Millions in Foreign Account
The government is appealing a September 2017 ruling from the U.S. District Court for the Eastern District of Pennsylvania that Bedrosian was entitled to a refund of the FBAR penalty he paid for not disclosing a $2 million UBS account.
“I liked the district court’s opinion because it was the first court that was willing to draw a line between recklessness and negligence,” Zhanna A. Ziering, a tax member at Caplin & Drysdale Chartered in New York, told Bloomberg Tax. Ziering called the government’s appeal a “risk” because it has so far won all the FBAR cases at the circuit court level and the Bedrosian case is very “fact-specific.”
The lower court found that the government didn’t meet its burden of proving that Bedrosian willfully omitted his $2 million UBS account from his 2007 FBAR, and said evidence pointed to the omission being an oversight or negligent act. Bedrosian’s failure to report the second account wasn’t willful because he checked the box indicating he had a foreign account on his 2007 tax return, identifid Switzerland as the country in which the account was located, and filed a FBAR for 2007 stating he had assets in a foreign account, the federal district court said.
The government is arguing on appeal that the federal district court ruling was based “on a perceived lack of evidence that Bedrosian intended to evade tax.” The lower court, therefore, imposed a higher standard of willfulness that went beyond the ordinary standard of knowing reckless conduct, the government said.
“The District Court departed from the correct standard of willfulness by improperly focusing on whether Bedrosian had an improper motive or bad intent when he failed to disclose his $2 million UBS account,” the government’s brief said, adding that the applicable standard is whether Bedrosian’s conduct was “knowing or reckless.”
No Excuse or Defense
Brian Mahany, a fraud recovery and whistleblower claims lawyer in Milwaukee, told Bloomberg Tax Bedrosian’s conduct appears to have been willful. “There is no legitimate excuse or defense at this point,” he said.

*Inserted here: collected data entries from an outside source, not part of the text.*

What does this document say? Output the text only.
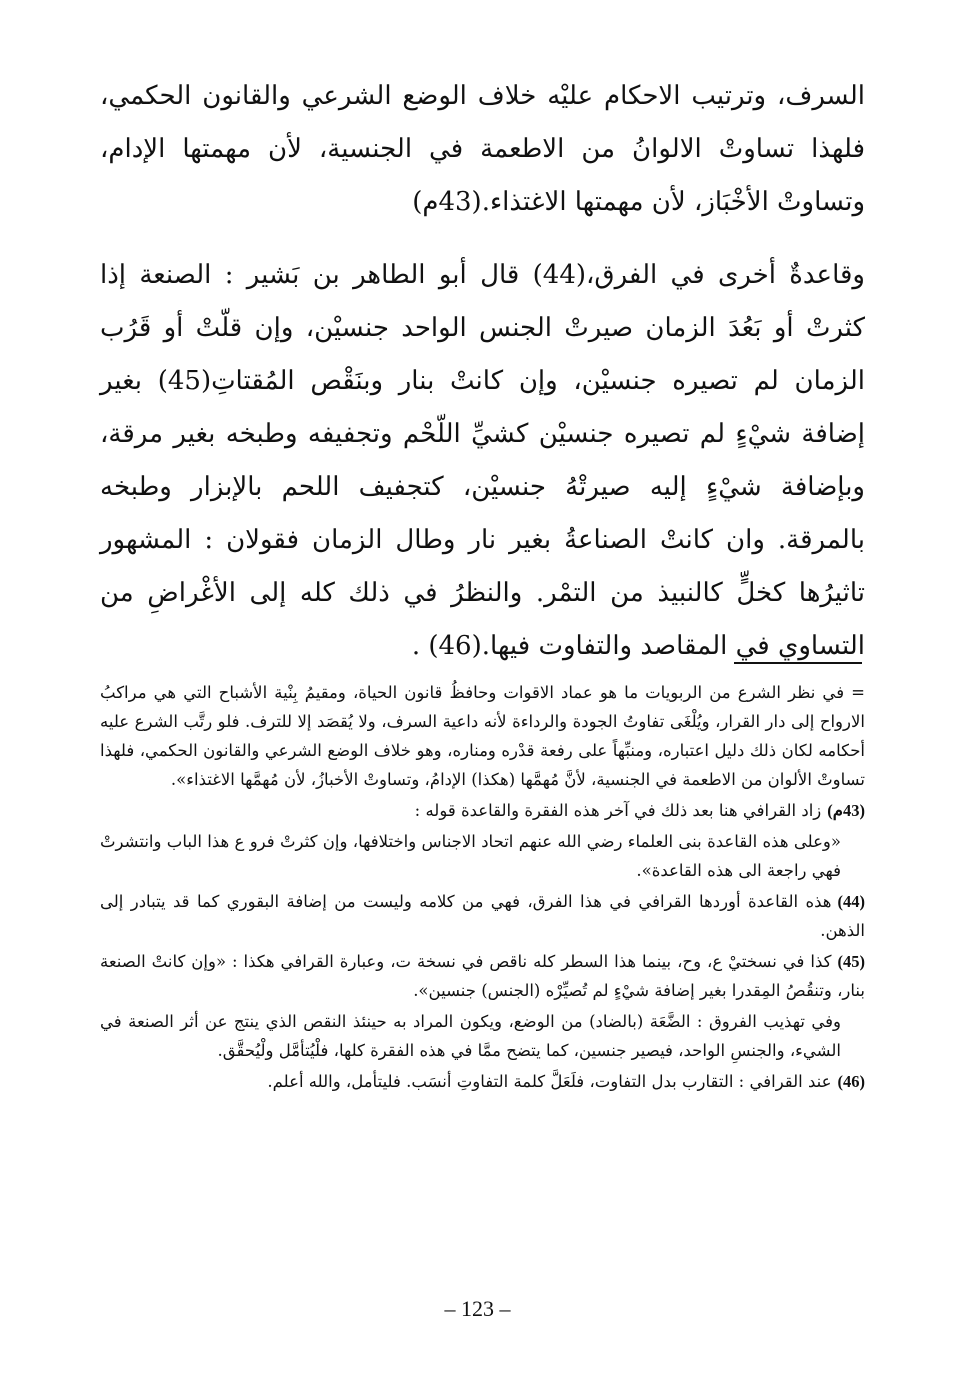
السرف، وترتيب الاحكام عليْه خلاف الوضع الشرعي والقانون الحكمي، فلهذا تساوتْ الالوانُ من الاطعمة في الجنسية، لأن مهمتها الإدام، وتساوتْ الأخْبَاز، لأن مهمتها الاغتذاء.(43م)

وقاعدةٌ أخرى في الفرق،(44) قال أبو الطاهر بن بَشير : الصنعة إذا كثرتْ أو بَعُدَ الزمان صيرتْ الجنس الواحد جنسيْن، وإن قلّتْ أو قَرُب الزمان لم تصيره جنسيْن، وإن كانتْ بنار وبنَقْص المُقتاتِ(45) بغير إضافة شيْءٍ لم تصيره جنسيْن كشيِّ اللّحْم وتجفيفه وطبخه بغير مرقة، وبإضافة شيْءٍ إليه صيرتْهُ جنسيْن، كتجفيف اللحم بالإبزار وطبخه بالمرقة. وان كانتْ الصناعةُ بغير نار وطال الزمان فقولان : المشهور تاثيرُها كخلٍّ كالنبيذ من التمْر. والنظرُ في ذلك كله إلى الأغْراضِ من التساوي في المقاصد والتفاوت فيها.(46) .

= في نظر الشرع من الربويات ما هو عماد الاقوات وحافظُ قانون الحياة، ومقيمُ بِنْية الأشباح التي هي مراكبُ الارواح إلى دار القرار، ويُلْغَى تفاوتُ الجودة والرداءة لأنه داعية السرف، ولا يُقصَد إلا للترف. فلو رتَّب الشرع عليه أحكامه لكان ذلك دليل اعتباره، ومنبِّهاً على رفعة قدْره ومناره، وهو خلاف الوضع الشرعي والقانون الحكمي، فلهذا تساوتْ الألوان من الاطعمة في الجنسية، لأنَّ مُهمَّها (هكذا) الإدامُ، وتساوتْ الأخبازُ، لأن مُهمَّها الاغتذاء».

(43م)زاد القرافي هنا بعد ذلك في آخر هذه الفقرة والقاعدة قوله :

«وعلى هذه القاعدة بنى العلماء رضي الله عنهم اتحاد الاجناس واختلافها، وإن كثرتْ فرو ع هذا الباب وانتشرتْ فهي راجعة الى هذه القاعدة».

(44)هذه القاعدة أوردها القرافي في هذا الفرق، فهي من كلامه وليست من إضافة البقوري كما قد يتبادر إلى الذهن.

(45)كذا في نسختيْ ع، وح، بينما هذا السطر كله ناقص في نسخة ت، وعبارة القرافي هكذا : «وإن كانتْ الصنعة بنار، وتنقُصُ المِقدرا بغير إضافة شيْءٍ لم تُصيِّرْه (الجنس) جنسين».

وفي تهذيب الفروق : الضَّعَة (بالضاد) من الوضع، ويكون المراد به حينئذ النقص الذي ينتج عن أثر الصنعة في الشيء، والجنسِ الواحد، فيصير جنسين، كما يتضح ممَّا في هذه الفقرة كلها، فلْيُتأمَّل ولْيُحقَّق.

(46)عند القرافي : التقارب بدل التفاوت، فلَعَلَّ كلمة التفاوتِ أنسَب. فليتأمل، والله أعلم.

– 123 –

Mahany said reporting just one account, and directing UBS to move his second account to a separate Swiss bank, showed willfulness.
“Based on the government’s brief, the government is trying to get the circuit court to clearly adopt a move from ‘willfulness’ into ‘recklessness’,” Ziering said. “If the court agrees, a taxpayer’s intent will become irrelevant.”
The government asked the Third Circuit to reverse the lower court’s ruling, and remand the case so the federal district court could “address Bedrosian’s arguments regarding the amount of the penalty.”
Fox Rothschild LLP in Philadelphia represents Bedrosian and declined to comment. The Department of Justice represents the government, and also declined to comment.